The Week in Federal Appellate Jurisdiction: June 19–25, 2022


Appealing transportation orders via collateral-order doctrine and fact-based absolute-immunity appeals.


There’s not a lot to talk about from last week. In a footnote, the Supreme Court added another type of order to the list of immediately appealable collateral orders. And the Tenth Circuit explained its caselaw on fact-based absolute-immunity appeals.

Shoop, the Collateral-Order Doctrine & Transportation Orders

In Tuesday’s Shoop v. Twyford, the Supreme Court reversed an order that required the state to transport a habeas petitioner from his prison to a hospital for medical testing. Before doing so, the Court had to explain how the Sixth Circuit had jurisdiction to immediately review this order. In a footnote, the Supreme Court said that the order was immediately appealable via the collateral-order doctrine. Dissenting, Justice Breyer would have held to the contrary. Also dissenting, Justice Gorsuch would have dismissed the case as improvidently granted, as the appellate-jurisdiction issue complicated the Court’s consideration of the transportation order.

I think the dissents have the better of the argument.
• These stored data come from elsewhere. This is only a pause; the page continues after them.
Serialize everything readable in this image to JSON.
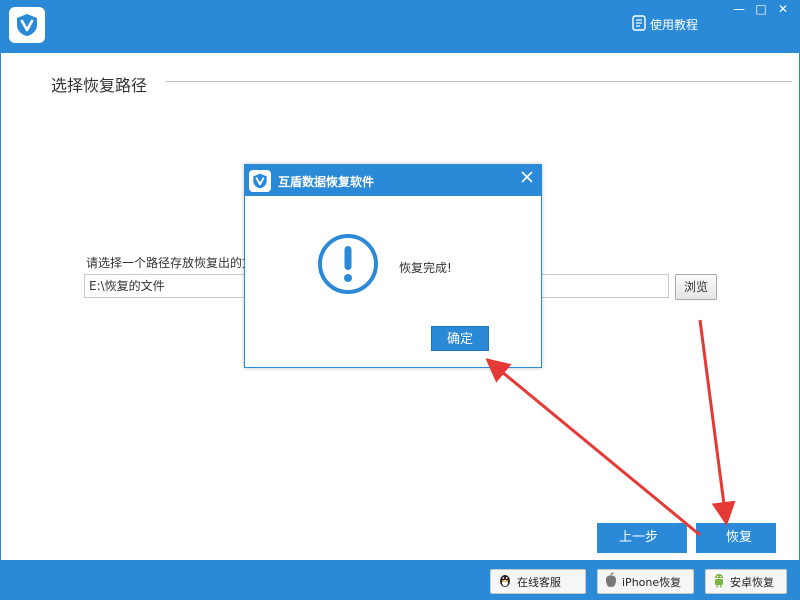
{
  "app": {
    "tutorial_label": "使用教程",
    "window_controls": {
      "minimize": "—",
      "maximize": "□",
      "close": "✕"
    }
  },
  "main": {
    "section_title": "选择恢复路径",
    "path_label": "请选择一个路径存放恢复出的文",
    "path_value": "E:\\恢复的文件",
    "browse_label": "浏览",
    "prev_label": "上一步",
    "next_label": "恢复"
  },
  "footer": {
    "qq_label": "在线客服",
    "iphone_label": "iPhone恢复",
    "android_label": "安卓恢复"
  },
  "dialog": {
    "title": "互盾数据恢复软件",
    "message": "恢复完成!",
    "ok_label": "确定"
  },
  "colors": {
    "accent": "#2a8ad7",
    "annotation_arrow": "#e53935"
  },
  "icons": {
    "app_logo": "shield-v-icon",
    "tutorial": "document-icon",
    "dialog_close": "close-icon",
    "alert": "exclamation-circle-icon",
    "qq": "qq-penguin-icon",
    "iphone": "apple-icon",
    "android": "android-icon"
  }
}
Transportation orders like the one in Shoop are essentially discovery orders. And discovery orders like these are neither completely separate from the merits nor sufficiently important to warrant immediate review. Perhaps more troubling is Shoop’s use of the “conceptually distinct” test for separation. The majority said only that the transportation order was “conceptually distinct” from the merits—not that it was completely separate. This variation on the separateness requirement fudges the collateral-order requirements and risks both delayed district court proceedings and duplicative appellate review. The Court’s use of the test in Shoop—along with the Court’s brief, surface-level analysis—invites future mischief as litigants rely on Shoop to appeal other kinds of orders.

For more on Shoop, see my post Shoop, the Collateral-Order Doctrine & Transportation Orders.

Shoop v. Twyford, 2022 WL 2203347 (June 21, 2022), available at the Supreme Court and Westlaw.

The Tenth Circuit on Fact-Based Absolute-Immunity Appeals

In Vivos Therapeutics, Inc. v. Ortho-Tain, Inc., the Tenth Circuit dismissed an absolute-immunity appeal that turned on a factual dispute. The defendant invoked the litigation privilege against defamation claims, the denial of which would normally be appealable via the collateral-order doctrine. But the Tenth Circuit has held that denials based on factual issues are not immediately appealable. And that was partially the case in Vivos Therapeutics: the district court denied immunity due to a factual question of good faith concerning one of the allegedly defamatory statements.

Vivos Therapeutics, Inc. v. Ortho-Tain, Inc., 2022 WL 2223141 (10th Cir. June 21, 2022), available at the Tenth Circuit and Westlaw.